Essential Key to Recovering from Divorce: Communicate

A feeling of relief washed over me as my cellphone began to ring. I could tell from the Caller-ID that it was an international number. My brother was working over in Italy, and I had been anxiously waiting for his call all day.

Anxious is probably too mild a word to describe my emotional state — desperate is much more accurate. It had been a few weeks since my divorce was filed and the full reality was setting in. As the day wore on, my anxiety kept building to the point that I could not sit still. I resorted to pacing to try and reduce my stress.

After answering my brother’s call, I spent the next hour venting like an uncorked bottle of champagne. The more I talked, the more I could feel the stress and anxiety ebb away.

I am so blessed to have my brother. He is my twin and he is my best friend. He knows me better than anyone. Having him to walk with me down the dark and uncertain road of divorce was such a gift. My brother is proof that God accompanies us in our pain and sorrow through other people.

These phone calls were at least a weekly routine during my divorce. Typically, I would spend the first part of the call venting about the latest turn of events with my soon-to-be former spouse and my personal struggles. My brother would just patiently listen.

Once I had finished venting, I would usually launch into the grand schemes I had concocted since the last time he and I spoke. This is when my brother would give me his thoughts and feedback. Often times, he would discourage me from moving forward with my plans because he thought they were ill-advised, vindictive, or just plain stupid. Thank God he did!

As I look back on these desperate times, I am so grateful that I had my brother. He loved me by listening to my endless rants. He helped me carry my cross when the pain was too unbearable. And he was a light of reason in my darkness of divorce.

Best Ways to Recover Using Communication

To help recover from your divorce, it is essential to communicate your thoughts and feelings. To keep them all bottled in is not helpful. It will increase your stress and can lead to poor decisions that you will ultimately regret.

Here are some best ways to ensure helpful communication during your divorce.

Get a Trusted Advisor

It is very important to find that one person that you can completely trust to be your confidant and advisor.
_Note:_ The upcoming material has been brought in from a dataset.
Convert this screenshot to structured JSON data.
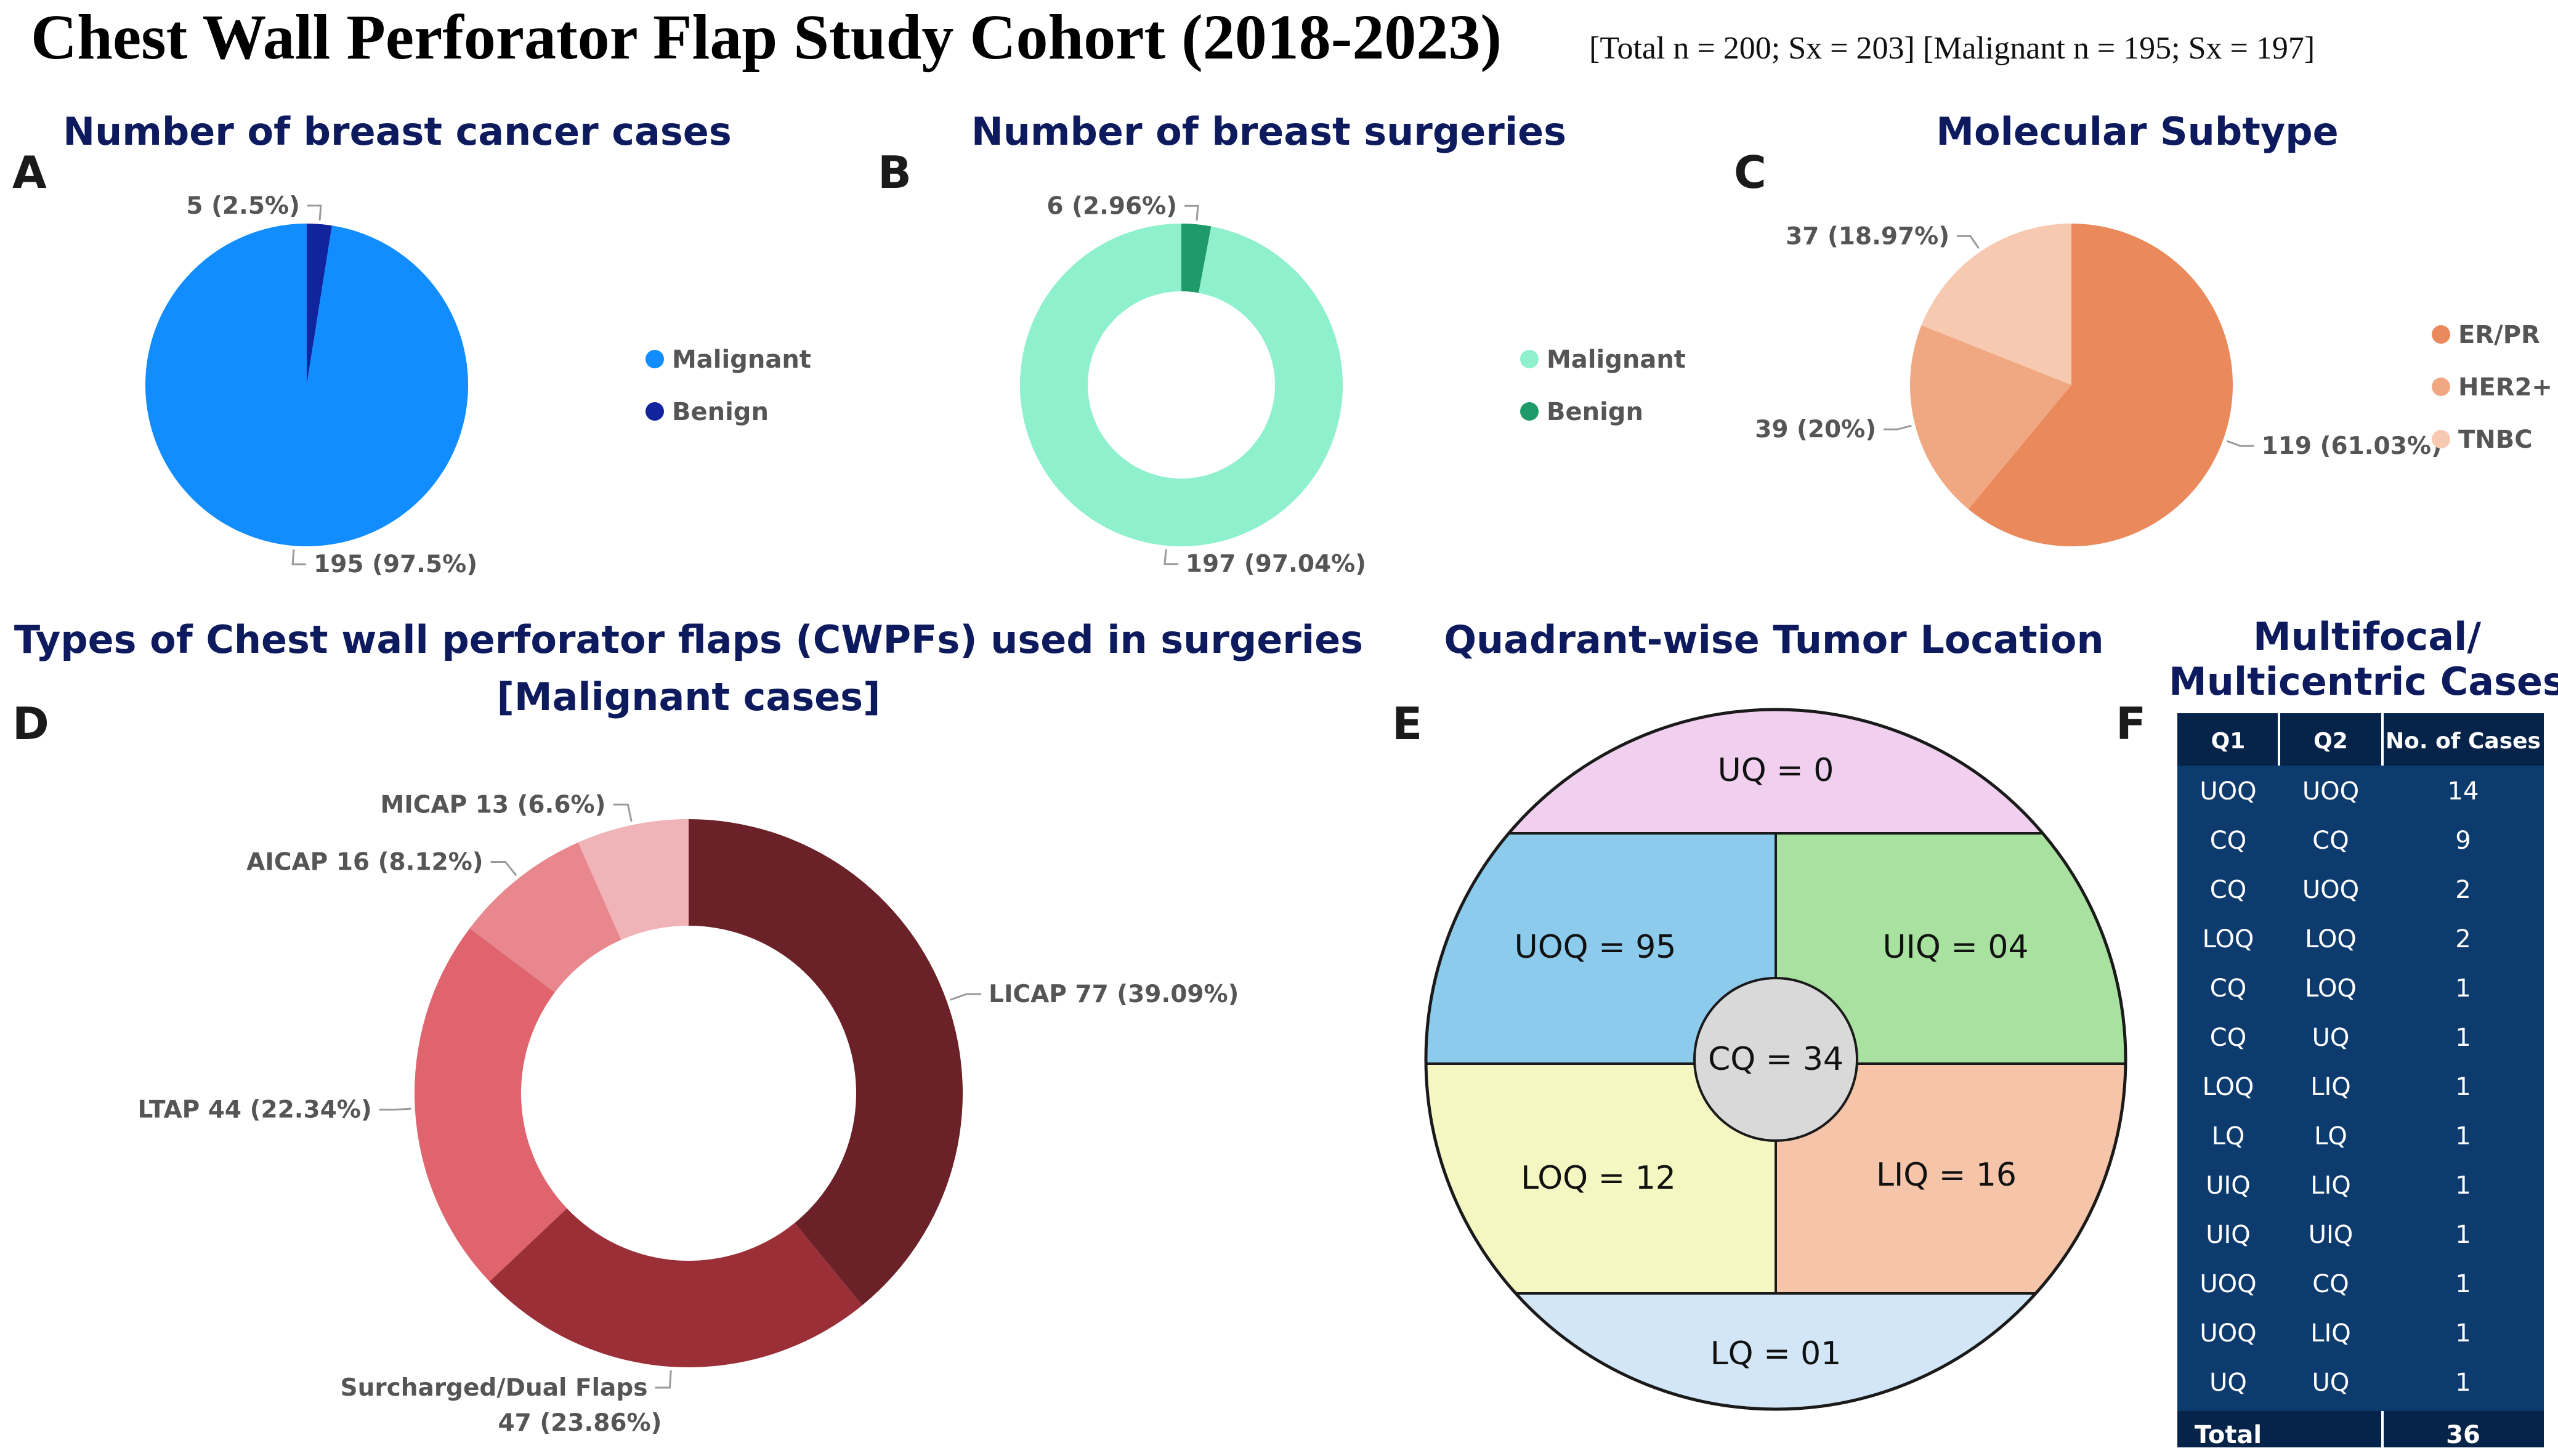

This should be a family member or close friend that knows you well, has a solid moral compass, and has your best interests at heart. It should also be someone who will not be afraid to speak the truth, even if it is difficult for you to hear. A parent, a sibling, or other close family member is ideal.

Stick with One Person

Avoid soliciting more than one person to fill this role. It is difficult to keep multiple people equally apprised of the details surrounding your particular situation. Further, getting multiple people involved can create confusion for you when trying to sort through the myriad of challenges that divorces presents. Having one lucid voice during this time is much better than having a chorus of opinions.

Advisors are not Counselors

It is also important to remember that your trusted advisor does not replace a counselor. Counselors are specially trained to help your work through your life’s difficulties, your family member or friend is not.

It is also true that counselors don’t replace the need for a trusted advisor. Counselors are not typically available at all hours for you to vent or brainstorm. When in crisis, you will need someone who you can reach out to frequently and know they will be available.

Don’t Go It Alone

It is best not to go through something as difficult as a divorce alone. To help ensure and ease your recovery, reach out to a trusted family member or friend who can accompany you down this difficult road with their love, care, and counsel.

Question: Do you have a trusted advisor? How have they been able to help you the most?